Pediatric opioid use‐associated neurotoxicity with cerebellar edema (POUNCE) syndrome

Last revised by Yahya Baba on 3 Oct 2021

Pediatric opioid use‐associated neurotoxicity with cerebellar edema (POUNCE) syndrome is a toxic encephalopathy in children with opioid overdose that features prominent cerebellar edema. Cerebellar predominance, along with variable supratentorial involvement, appears to be a distinct pattern of opioid neurotoxicity in children 1,2. However, it is likely part of a pathophysiologic spectrum that also includes adult cases of chasing the dragon leukoencephalopathy (which occurs specifically after heroin vapor inhalation) and cerebellar edema (cerebellar, hippocampal, and basal nuclei transient edema with restricted diffusion (CHANTER) syndrome).

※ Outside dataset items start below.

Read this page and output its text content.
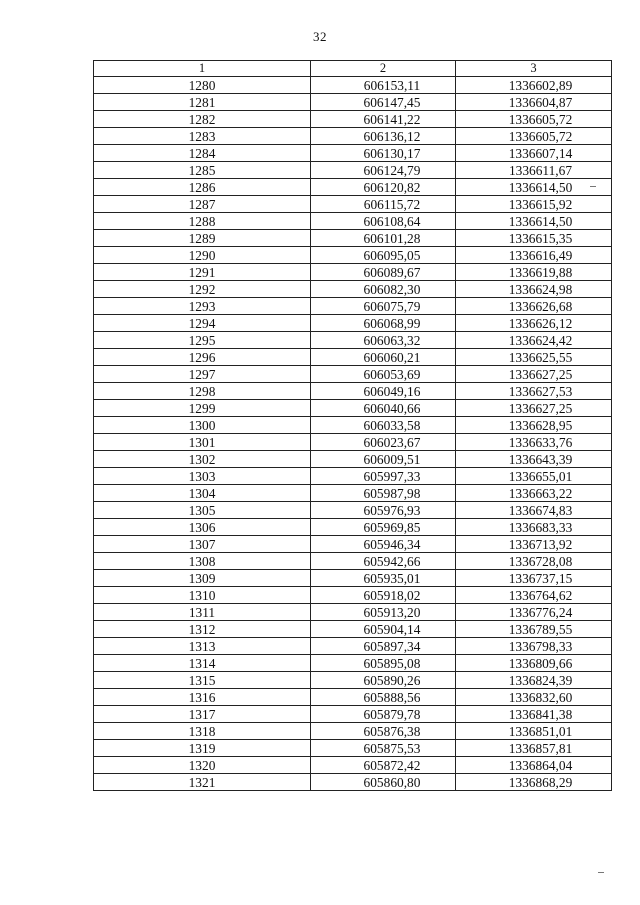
32
1	2	3
1280	606153,11	1336602,89
1281	606147,45	1336604,87
1282	606141,22	1336605,72
1283	606136,12	1336605,72
1284	606130,17	1336607,14
1285	606124,79	1336611,67
1286	606120,82	1336614,50
1287	606115,72	1336615,92
1288	606108,64	1336614,50
1289	606101,28	1336615,35
1290	606095,05	1336616,49
1291	606089,67	1336619,88
1292	606082,30	1336624,98
1293	606075,79	1336626,68
1294	606068,99	1336626,12
1295	606063,32	1336624,42
1296	606060,21	1336625,55
1297	606053,69	1336627,25
1298	606049,16	1336627,53
1299	606040,66	1336627,25
1300	606033,58	1336628,95
1301	606023,67	1336633,76
1302	606009,51	1336643,39
1303	605997,33	1336655,01
1304	605987,98	1336663,22
1305	605976,93	1336674,83
1306	605969,85	1336683,33
1307	605946,34	1336713,92
1308	605942,66	1336728,08
1309	605935,01	1336737,15
1310	605918,02	1336764,62
1311	605913,20	1336776,24
1312	605904,14	1336789,55
1313	605897,34	1336798,33
1314	605895,08	1336809,66
1315	605890,26	1336824,39
1316	605888,56	1336832,60
1317	605879,78	1336841,38
1318	605876,38	1336851,01
1319	605875,53	1336857,81
1320	605872,42	1336864,04
1321	605860,80	1336868,29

About 20 cases in the English literature have been reported as of 2020 1.

Affected children are usually accidentally exposed to prescription or illicit opioids 1. They present with respiratory depression and decreased level of consciousness 1. Other common clinical findings include mutism and ataxia 1.

Imaging shows bilateral cerebellar edema and a variable degree/distribution of supratentorial white matter lesions (hyperintense on T2-weighted MRI, hypodense on CT) 1-7. Diffusion restriction has been reported in some cases 2,5-7.

Mass effect can result in hydrocephalus and tonsillar herniation.